The Society of Anesthesia and Sleep Medicine recommended that OSA patients should be identified and optimized preoperatively and the diagnosed OSA patients who are already on home CPAP device should continue with CPAP perioperatively [54]. These precautions should be taken when NMBD are administered for OSA patients.

There were few studies evaluating the effect of NMBD on postoperative complications in OSA vs. non-OSA patients, and the effect of different reversal agents on postoperative complications in patients with OSA. The sample size of included studies was small.

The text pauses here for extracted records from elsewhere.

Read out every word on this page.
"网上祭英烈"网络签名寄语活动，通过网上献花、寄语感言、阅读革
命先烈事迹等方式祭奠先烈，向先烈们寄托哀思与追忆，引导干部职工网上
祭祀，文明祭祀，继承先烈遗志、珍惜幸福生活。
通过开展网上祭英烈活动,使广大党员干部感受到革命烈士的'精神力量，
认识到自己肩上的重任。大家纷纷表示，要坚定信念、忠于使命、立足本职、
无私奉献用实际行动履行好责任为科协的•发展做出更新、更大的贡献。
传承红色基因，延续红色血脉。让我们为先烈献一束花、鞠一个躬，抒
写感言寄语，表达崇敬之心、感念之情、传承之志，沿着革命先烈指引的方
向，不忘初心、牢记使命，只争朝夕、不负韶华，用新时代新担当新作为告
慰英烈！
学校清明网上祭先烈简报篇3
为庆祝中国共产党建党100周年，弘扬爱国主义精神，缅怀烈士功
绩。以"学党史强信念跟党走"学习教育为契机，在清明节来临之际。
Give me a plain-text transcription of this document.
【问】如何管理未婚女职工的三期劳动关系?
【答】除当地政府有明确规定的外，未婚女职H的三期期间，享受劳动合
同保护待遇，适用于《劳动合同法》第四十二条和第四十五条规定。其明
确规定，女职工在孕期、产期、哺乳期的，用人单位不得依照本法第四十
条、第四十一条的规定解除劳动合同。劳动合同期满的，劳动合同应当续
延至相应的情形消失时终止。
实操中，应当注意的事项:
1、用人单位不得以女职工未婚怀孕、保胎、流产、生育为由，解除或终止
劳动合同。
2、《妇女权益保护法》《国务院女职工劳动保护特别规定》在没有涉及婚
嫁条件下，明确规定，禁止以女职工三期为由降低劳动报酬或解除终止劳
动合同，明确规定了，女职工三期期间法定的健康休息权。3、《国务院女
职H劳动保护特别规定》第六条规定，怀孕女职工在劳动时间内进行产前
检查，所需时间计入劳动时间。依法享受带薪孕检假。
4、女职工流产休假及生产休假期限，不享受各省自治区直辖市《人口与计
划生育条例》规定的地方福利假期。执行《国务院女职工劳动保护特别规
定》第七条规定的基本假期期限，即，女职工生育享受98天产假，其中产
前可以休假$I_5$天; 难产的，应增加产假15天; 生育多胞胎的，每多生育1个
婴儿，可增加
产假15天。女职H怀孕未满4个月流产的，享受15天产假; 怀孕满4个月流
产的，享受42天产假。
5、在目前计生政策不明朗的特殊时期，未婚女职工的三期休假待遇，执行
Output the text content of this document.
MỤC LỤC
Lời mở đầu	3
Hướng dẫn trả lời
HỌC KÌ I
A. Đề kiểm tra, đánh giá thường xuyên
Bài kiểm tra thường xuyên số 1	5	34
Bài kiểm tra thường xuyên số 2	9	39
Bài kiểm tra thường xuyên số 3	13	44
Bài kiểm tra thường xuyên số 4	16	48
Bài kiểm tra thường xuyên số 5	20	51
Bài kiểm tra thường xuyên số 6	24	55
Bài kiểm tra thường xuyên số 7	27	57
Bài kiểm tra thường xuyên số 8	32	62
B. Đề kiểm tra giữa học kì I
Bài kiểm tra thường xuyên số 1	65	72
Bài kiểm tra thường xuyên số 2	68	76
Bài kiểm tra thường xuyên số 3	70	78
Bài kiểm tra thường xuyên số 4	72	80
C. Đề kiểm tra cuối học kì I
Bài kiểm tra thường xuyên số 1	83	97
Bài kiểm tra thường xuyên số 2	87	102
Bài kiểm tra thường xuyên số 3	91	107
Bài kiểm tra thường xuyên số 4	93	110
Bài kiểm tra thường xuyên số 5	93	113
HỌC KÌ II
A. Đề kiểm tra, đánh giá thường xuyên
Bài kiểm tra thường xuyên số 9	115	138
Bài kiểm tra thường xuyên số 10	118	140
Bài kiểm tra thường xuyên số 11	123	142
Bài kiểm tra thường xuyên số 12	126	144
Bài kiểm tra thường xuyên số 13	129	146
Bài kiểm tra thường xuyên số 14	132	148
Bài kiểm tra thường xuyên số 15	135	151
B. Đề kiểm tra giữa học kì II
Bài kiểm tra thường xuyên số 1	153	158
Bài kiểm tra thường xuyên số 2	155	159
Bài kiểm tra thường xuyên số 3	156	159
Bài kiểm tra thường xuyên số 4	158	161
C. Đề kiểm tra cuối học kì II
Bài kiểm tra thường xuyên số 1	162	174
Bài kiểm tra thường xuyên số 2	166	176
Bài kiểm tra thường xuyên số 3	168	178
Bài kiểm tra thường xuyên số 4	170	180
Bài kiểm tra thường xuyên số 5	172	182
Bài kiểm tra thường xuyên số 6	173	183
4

There was a lack of consistent definitions for PPCs among the different studies, and some studies reported symptoms such as cough or breath-holding which are not accepted definitions of PPCs [55]. Most studies used rocuronium in standard intubation and maintenance doses, however, benzylisoquinolines were used by Llaurado et al. (cisatracurium) and Sudre et al. (atracurium) only in the control group to compare with rocuronium. In addition, the effect of opioids and residual anesthetics on postoperative pulmonary complications was not evaluated in the studies. OSA patients with co-existing morbidities such as chronic obstructive pulmonary disease, renal or liver disease were not evaluated. As OSA is associated with significant comorbidities, such as morbid obesity, obesity hypoventilation syndrome, pulmonary hypertension and cardiovascular diseases, it is unclear what the contribution of OSA or its comorbidities are towards PPCs [52]. Only Pereira et al. measured TOF in the PACU. Finally, one study used the STOP-Bang questionnaire to identify high risk OSA and the diagnosis was not confirmed by polysomnography [31].